Mr. Obama is proposing $500 million per year to provide summer learning for 1 million poor children to help close achievement gaps for students. He proposes elevating the program to the “moral center” of his administration, calling it the Council for Faith-Based and Neighborhood Partnerships.

Thus implying that ‘faith’ and morality are necessarily linked. Thanks a lot.

Joshua DuBois, director of religious affairs for the Obama campaign, said that the campaign expected resistance from a large part of the evangelical community, but that millions of faith voters were persuadable. “We’re not going to convince everybody,” said Mr. DuBois, 25, a former associate pastor of a Pentecostal Assemblies of God church in Massachusetts…”But others will be open to him because they see he’s a man of integrity, a person of faith who listens to and understands people of all religious backgrounds.”

Thus, again, implying that ‘faith’ and integrity are more or less the same thing. Thanks.

In a brief video shown at the beginning of meetings with religious voters, Mr. Obama says he is “blessed” to help lead a conversation about the role of religious people in changing the world.

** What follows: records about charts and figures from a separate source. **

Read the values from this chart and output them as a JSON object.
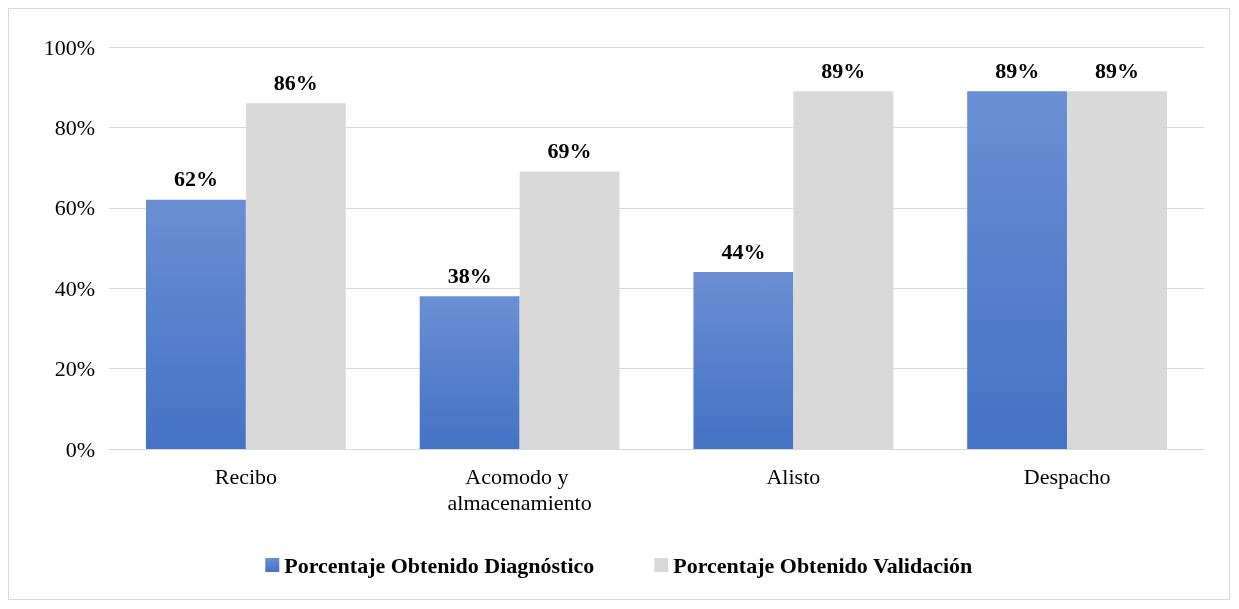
{
  "chart_data": {
    "type": "bar",
    "categories": [
      "Recibo",
      "Acomodo y almacenamiento",
      "Alisto",
      "Despacho"
    ],
    "series": [
      {
        "name": "Porcentaje Obtenido Diagnóstico",
        "color": "#4472c4",
        "values": [
          62,
          38,
          44,
          89
        ],
        "value_labels": [
          "62%",
          "38%",
          "44%",
          "89%"
        ]
      },
      {
        "name": "Porcentaje Obtenido Validación",
        "color": "#d9d9d9",
        "values": [
          86,
          69,
          89,
          89
        ],
        "value_labels": [
          "86%",
          "69%",
          "89%",
          "89%"
        ]
      }
    ],
    "ylim": [
      0,
      100
    ],
    "yticks": [
      {
        "value": 0,
        "label": "0%"
      },
      {
        "value": 20,
        "label": "20%"
      },
      {
        "value": 40,
        "label": "40%"
      },
      {
        "value": 60,
        "label": "60%"
      },
      {
        "value": 80,
        "label": "80%"
      },
      {
        "value": 100,
        "label": "100%"
      }
    ],
    "grid": "y",
    "legend": "bottom"
  }
}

Now, see, that I have no problem with (apart from ‘blessed,’ of course). Just welcoming religious people into projects to change the world (for the better, one hopes, and then one has to decide what that means) is sensible, inclusive, and compatible with the separation of church and state. But giving government money to religious institutions is quite another thing, and so is making a virtue of faith. It’s perfectly possible to include and welcome religious people without even discussing ‘faith,’ much less making a totem of it. Apparently that’s too much to expect; that’s a pity.